Just like that, in one prompt we added authentication to this project. Amazing job! Now let's go ahead and play just a little bit more with this and do something else. How about we add a test route which is supposed to be protected. So right now all of our routes are public.
So I'm just going to tell it to do the following. Add a dummy page under test name which will be protected do not make it public in the proxy.ts So add a dummy page under test name which will be protected to test if redirect works. Do not run the server. I will be testing manually. So I'm asking you to create a brand new Next.js route on the client test page and I just don't want it to be public.
So as you can see right now, I have a brand new page.tsx under the test folder inside of app. The content inside does not matter at all. So don't worry if yours wasn't generated like this. So what do we want to test now? Well, we want to test whether we can go to test.
There we go. This is what I expected would happen. I'm redirected to the login screen. So no matter what I do, I cannot enter this test page unless I go into proxy.ts and add test here. If I do that, then I'm able to see the test page.
But that's not what we want, okay? So I'm just testing whether everything truly works. There we go. And if I go ahead and log in again, there we go. Protected test page.
And if I sign out from here, I'm redirected back to the root and I cannot access the test page. Brilliant. So we can now delete this test page because we don't actually need it. And we can leave the state of the authentication as is. So even though we are not really going to have this header, I think this is a pretty good stoppage point for us.
So just like that, we've added whole authentication from one prompt. And since we are not vibe coding, we actually went through the git diff and we verified that this is what we want and that this actually works. So let's go ahead and add these changes and git push. One important thing I forgot to mention is that you should now have a .environment or .environment.local file in your project, which should now have clerk variables inside.

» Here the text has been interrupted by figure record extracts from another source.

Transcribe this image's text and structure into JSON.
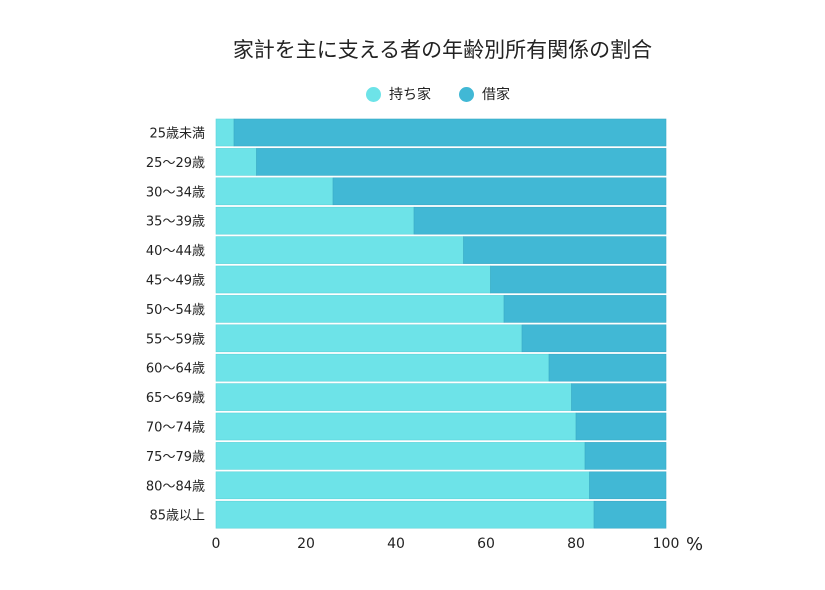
{
  "chart_data": {
    "type": "bar",
    "orientation": "horizontal",
    "stacked": true,
    "title": "家計を主に支える者の年齢別所有関係の割合",
    "xlabel": "%",
    "ylabel": "",
    "xlim": [
      0,
      100
    ],
    "xticks": [
      "0",
      "20",
      "40",
      "60",
      "80",
      "100"
    ],
    "categories": [
      "25歳未満",
      "25〜29歳",
      "30〜34歳",
      "35〜39歳",
      "40〜44歳",
      "45〜49歳",
      "50〜54歳",
      "55〜59歳",
      "60〜64歳",
      "65〜69歳",
      "70〜74歳",
      "75〜79歳",
      "80〜84歳",
      "85歳以上"
    ],
    "series": [
      {
        "name": "持ち家",
        "color": "#6de3e8",
        "values": [
          4,
          9,
          26,
          44,
          55,
          61,
          64,
          68,
          74,
          79,
          80,
          82,
          83,
          84
        ]
      },
      {
        "name": "借家",
        "color": "#41b8d5",
        "values": [
          96,
          91,
          74,
          56,
          45,
          39,
          36,
          32,
          26,
          21,
          20,
          18,
          17,
          16
        ]
      }
    ],
    "legend_position": "top-center",
    "grid": true
  }
}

So you should now have the next public clerk publishable key, the clerk secret key, as well as the URLs for various routes like sign in and sign up.
What's important is that after you did git commit and git push is that that file isn't present here. So this file should always be in .environment, my apologies, in .ignore. And since you did the exact same setup as me, you will have this added. So it shouldn't be available in your git repository right here. And if you go into Qlerq's dashboard, you should also see a brand new application here with the name of your project.
As you can see, browser automation is the exact name which it extracted from my package. Jason. So that will be the name of your new project in clerk too. And this will basically be your dashboard. So it's also important that you verify that you have that as well.
Your users, your organizations, your billing, your logs and all other configuration is right here. Since we have connected the railway to our GitHub repository, every new push is going to cause a redeploy. And in my scenario here, the redeployment actually fails. I'm not sure if this is going to happen to you or not, but I do wanna share the fix with you anyway. By the description of the error that was given, it looks like package lock is in some kind of conflict or it's out of sync.
So the only thing I did was run rmrf node modules and package lock.json. After that, I went ahead and run npm install and then I simply committed and then git push. And you can see that once I did that, the deployment was successful. So that was the problem if you are having the same error as me. One other thing you should add to Railway to ensure that our deployment is working are environment variables which were automatically generated using the agentic prompt.